The answer is a continuous monitor worn day and night. And there are some on the market right now. They use a special sensor needle inserted under the skin that is connected by wire or wirelessly to a receiver. Some receivers are as small as a cell phone, and some sit on a bedside table at night.

The needle has to be recalibrated every day and replaced every few days because scar tissue forms around it and makes it useless. But the continuous diabetic glucose monitor works, and teamed with an alarm system it gives parents of type 1 diabetic children a chance to sleep.

Another option made by Sleep Sentry will wake you from sleep if it detects two of the symptoms of hypoglycemia. It does not test blood sugar but it sounds an alarm if your temperature drops or you begin to sweat, two of the signs of hypoglycemia.

This would be a help for diabetics who have had too many hypoglycemic events and become unaware of low blood sugar.

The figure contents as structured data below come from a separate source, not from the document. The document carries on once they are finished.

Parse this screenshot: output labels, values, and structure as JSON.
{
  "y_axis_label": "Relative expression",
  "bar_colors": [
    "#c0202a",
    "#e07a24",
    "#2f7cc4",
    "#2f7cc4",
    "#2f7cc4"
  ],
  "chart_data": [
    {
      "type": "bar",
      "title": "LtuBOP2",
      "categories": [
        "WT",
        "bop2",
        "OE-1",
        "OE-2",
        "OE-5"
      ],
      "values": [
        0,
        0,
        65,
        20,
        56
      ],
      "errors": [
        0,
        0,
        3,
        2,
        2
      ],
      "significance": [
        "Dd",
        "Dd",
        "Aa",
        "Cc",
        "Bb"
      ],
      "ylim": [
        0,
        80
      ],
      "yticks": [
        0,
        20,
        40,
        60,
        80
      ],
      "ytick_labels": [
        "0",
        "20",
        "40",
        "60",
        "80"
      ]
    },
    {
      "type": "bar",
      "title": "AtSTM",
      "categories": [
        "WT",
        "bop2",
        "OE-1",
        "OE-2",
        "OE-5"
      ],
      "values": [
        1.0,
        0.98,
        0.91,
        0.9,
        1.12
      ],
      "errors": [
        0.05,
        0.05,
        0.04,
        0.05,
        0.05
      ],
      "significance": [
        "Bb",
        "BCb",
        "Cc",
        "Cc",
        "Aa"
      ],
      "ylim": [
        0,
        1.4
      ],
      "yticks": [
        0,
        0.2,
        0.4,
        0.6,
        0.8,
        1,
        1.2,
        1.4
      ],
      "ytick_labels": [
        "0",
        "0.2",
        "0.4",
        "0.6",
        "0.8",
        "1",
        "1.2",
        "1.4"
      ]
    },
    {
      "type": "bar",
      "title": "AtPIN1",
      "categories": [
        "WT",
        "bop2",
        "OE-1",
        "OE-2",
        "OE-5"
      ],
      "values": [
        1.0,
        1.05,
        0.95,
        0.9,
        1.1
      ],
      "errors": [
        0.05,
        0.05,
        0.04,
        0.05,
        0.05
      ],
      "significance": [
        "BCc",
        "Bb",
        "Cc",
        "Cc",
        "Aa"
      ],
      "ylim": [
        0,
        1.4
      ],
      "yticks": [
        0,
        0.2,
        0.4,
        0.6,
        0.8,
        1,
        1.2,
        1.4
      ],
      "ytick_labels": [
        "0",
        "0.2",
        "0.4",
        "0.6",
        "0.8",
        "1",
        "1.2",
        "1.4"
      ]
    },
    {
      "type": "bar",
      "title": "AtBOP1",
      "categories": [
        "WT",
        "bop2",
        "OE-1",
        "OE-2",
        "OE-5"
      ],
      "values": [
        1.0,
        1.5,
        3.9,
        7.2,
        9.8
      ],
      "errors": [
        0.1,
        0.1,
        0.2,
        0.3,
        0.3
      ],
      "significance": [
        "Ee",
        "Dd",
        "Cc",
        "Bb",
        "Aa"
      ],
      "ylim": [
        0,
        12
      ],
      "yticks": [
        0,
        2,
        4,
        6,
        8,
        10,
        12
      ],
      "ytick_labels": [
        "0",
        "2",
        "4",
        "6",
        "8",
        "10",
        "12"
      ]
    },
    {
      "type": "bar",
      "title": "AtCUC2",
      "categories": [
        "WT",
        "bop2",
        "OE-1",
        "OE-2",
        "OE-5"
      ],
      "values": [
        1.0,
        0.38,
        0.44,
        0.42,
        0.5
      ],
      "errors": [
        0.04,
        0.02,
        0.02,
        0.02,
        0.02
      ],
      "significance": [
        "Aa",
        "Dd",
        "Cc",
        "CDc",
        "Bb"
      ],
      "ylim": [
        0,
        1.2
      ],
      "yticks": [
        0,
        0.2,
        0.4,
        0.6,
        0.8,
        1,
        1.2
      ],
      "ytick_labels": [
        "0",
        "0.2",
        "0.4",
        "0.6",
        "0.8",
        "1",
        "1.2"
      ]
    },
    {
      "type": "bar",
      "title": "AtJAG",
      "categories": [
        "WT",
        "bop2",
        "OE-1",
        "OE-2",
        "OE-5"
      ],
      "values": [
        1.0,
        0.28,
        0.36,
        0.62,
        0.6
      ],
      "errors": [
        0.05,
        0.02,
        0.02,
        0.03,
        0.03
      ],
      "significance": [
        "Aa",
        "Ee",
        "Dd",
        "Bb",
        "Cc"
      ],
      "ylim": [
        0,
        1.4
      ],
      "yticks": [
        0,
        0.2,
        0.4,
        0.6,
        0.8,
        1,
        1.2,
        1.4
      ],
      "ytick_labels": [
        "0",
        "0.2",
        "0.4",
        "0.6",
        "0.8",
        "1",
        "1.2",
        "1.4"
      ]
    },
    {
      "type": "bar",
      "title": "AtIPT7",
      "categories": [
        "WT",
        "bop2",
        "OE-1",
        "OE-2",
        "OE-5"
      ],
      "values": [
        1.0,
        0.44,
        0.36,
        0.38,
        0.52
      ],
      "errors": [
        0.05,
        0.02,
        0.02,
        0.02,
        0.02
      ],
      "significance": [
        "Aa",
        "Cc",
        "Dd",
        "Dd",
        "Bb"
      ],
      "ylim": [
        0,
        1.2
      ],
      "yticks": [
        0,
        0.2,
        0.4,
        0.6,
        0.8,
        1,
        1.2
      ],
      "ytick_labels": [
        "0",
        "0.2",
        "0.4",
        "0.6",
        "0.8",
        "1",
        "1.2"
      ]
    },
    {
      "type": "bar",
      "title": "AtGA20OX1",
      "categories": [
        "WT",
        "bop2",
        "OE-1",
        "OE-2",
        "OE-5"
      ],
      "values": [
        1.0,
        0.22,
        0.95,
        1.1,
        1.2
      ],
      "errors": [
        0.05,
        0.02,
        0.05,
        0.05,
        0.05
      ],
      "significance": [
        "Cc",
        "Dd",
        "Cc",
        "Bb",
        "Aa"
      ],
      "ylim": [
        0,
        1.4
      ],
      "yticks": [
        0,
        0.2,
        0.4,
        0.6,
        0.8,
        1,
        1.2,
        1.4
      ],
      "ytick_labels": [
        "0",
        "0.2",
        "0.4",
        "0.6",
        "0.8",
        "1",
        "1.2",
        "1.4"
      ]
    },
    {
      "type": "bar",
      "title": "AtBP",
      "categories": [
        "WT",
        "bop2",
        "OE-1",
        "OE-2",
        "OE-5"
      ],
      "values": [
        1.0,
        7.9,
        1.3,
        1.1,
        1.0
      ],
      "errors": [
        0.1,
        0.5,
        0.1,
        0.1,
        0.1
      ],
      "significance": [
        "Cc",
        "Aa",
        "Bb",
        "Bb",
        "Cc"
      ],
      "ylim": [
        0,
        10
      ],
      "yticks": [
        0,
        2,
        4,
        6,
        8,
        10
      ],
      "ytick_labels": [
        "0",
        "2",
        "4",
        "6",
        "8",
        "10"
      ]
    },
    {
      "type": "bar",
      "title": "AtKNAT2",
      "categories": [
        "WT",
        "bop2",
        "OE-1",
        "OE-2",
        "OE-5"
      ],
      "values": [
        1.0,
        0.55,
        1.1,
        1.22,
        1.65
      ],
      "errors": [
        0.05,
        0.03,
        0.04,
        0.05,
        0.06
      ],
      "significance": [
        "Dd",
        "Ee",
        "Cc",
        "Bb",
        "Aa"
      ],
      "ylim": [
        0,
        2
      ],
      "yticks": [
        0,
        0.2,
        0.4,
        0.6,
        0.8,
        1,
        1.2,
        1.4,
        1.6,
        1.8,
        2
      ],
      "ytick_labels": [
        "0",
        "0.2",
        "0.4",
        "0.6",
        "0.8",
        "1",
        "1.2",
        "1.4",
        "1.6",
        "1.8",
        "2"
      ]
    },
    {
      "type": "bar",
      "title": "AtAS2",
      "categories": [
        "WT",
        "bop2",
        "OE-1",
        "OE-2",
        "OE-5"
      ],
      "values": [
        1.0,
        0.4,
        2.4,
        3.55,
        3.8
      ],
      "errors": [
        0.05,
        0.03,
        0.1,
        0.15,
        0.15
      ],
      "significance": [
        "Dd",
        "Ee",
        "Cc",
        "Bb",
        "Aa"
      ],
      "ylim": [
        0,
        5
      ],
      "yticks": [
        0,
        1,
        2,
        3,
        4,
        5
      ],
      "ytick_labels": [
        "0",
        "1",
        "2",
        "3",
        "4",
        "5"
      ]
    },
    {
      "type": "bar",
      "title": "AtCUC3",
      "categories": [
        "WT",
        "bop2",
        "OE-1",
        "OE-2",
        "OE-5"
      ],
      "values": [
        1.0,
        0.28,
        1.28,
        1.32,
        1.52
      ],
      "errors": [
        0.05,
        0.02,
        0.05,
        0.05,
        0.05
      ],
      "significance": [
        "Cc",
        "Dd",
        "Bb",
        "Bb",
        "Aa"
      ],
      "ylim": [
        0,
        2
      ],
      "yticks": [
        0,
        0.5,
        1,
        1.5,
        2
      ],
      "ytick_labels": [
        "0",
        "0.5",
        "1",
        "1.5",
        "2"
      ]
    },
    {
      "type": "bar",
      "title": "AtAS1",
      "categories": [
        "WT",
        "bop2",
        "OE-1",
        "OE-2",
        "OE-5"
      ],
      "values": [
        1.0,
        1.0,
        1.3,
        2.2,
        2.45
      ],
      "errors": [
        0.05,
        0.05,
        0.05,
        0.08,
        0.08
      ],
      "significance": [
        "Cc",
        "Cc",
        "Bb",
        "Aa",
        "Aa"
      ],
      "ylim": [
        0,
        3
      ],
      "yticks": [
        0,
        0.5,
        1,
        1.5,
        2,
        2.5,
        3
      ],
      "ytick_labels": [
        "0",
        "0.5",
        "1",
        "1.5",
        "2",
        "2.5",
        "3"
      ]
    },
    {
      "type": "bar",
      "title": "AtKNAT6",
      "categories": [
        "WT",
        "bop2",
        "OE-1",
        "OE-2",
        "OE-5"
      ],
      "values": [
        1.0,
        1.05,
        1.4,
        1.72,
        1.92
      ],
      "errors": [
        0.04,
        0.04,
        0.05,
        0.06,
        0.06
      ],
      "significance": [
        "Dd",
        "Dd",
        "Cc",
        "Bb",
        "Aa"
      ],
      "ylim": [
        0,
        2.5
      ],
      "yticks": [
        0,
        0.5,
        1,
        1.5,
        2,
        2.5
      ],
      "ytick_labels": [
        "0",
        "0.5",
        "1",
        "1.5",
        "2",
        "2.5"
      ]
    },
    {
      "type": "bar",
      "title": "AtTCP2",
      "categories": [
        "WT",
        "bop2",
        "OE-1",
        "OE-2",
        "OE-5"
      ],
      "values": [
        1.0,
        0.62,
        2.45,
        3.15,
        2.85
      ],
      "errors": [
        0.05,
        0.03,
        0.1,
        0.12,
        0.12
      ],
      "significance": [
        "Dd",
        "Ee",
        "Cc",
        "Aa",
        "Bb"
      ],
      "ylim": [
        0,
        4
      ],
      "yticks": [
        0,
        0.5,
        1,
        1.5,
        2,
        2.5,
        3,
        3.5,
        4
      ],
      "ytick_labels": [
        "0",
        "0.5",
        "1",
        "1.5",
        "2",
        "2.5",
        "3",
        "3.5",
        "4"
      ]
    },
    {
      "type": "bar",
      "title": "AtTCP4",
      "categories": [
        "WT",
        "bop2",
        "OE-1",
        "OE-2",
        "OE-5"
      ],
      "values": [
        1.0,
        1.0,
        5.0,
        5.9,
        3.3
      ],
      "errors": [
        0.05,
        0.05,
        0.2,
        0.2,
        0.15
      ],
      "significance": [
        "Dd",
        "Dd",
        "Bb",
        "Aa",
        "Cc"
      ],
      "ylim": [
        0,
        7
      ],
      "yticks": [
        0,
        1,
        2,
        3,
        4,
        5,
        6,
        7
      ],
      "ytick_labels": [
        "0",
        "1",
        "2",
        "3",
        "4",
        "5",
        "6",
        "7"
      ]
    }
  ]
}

And older diabetics might find strapping on this sensor give them some peace of mind, especially if they live alone.

But older diabetics with autonomic neuropathy might not get any benefit since they may not sweat with low blood sugar. They need something that actually reads their blood sugar levels.

Glucose Monitors Without Test Strips

A true wireless implantable glucose sensor has been made by GlySens. It is pretty small, about the size of a sandwich cookie. Their plan is to implant it in the torso of a diabetic and get continuous readings on something like a cell phone.

So far the implant has lasted about 500 days without having to be replaced, but as of 2010 it had only been tried on pigs. Human trials were set to begin that year, so it may be several more years before we see them on the market.

Lightouch Medical is making a monitor that uses light sensors on your fingertip to measure glucose. OrSense is doing the same, but their monitor is planned for use only in hospitals right now.

Sensys Medical has a monitor that uses near infrared. You would lay your arm on the device to let it sense your blood sugar. Right now the monitor is having accuracy problems because of skin variations and changes. But they plan to make a home glucose monitor some day.

At MIT, a famous U.S. college, they are using an implanted tattoo with what they call nano-ink. When the ink is exposed to glucose it flouresces (sends out light). A sensor that measures the changes is worn like a watch and gives blood sugar readouts.

So far they have found the tattoo lasts about six months before it stops working. And others are working on tiny implantable detectors that use the flourescing idea, but nothing is even nearly ready for FDA approval.

The University of Western Ontario is making contact lenses that change color as they detect the rise and fall of blood sugar. These use nanotechnology, using particles the size of molecules imbedded in a contact lens.

It won't give you an accurate blood sugar reading, but it will warn you of low and high blood sugar during the day.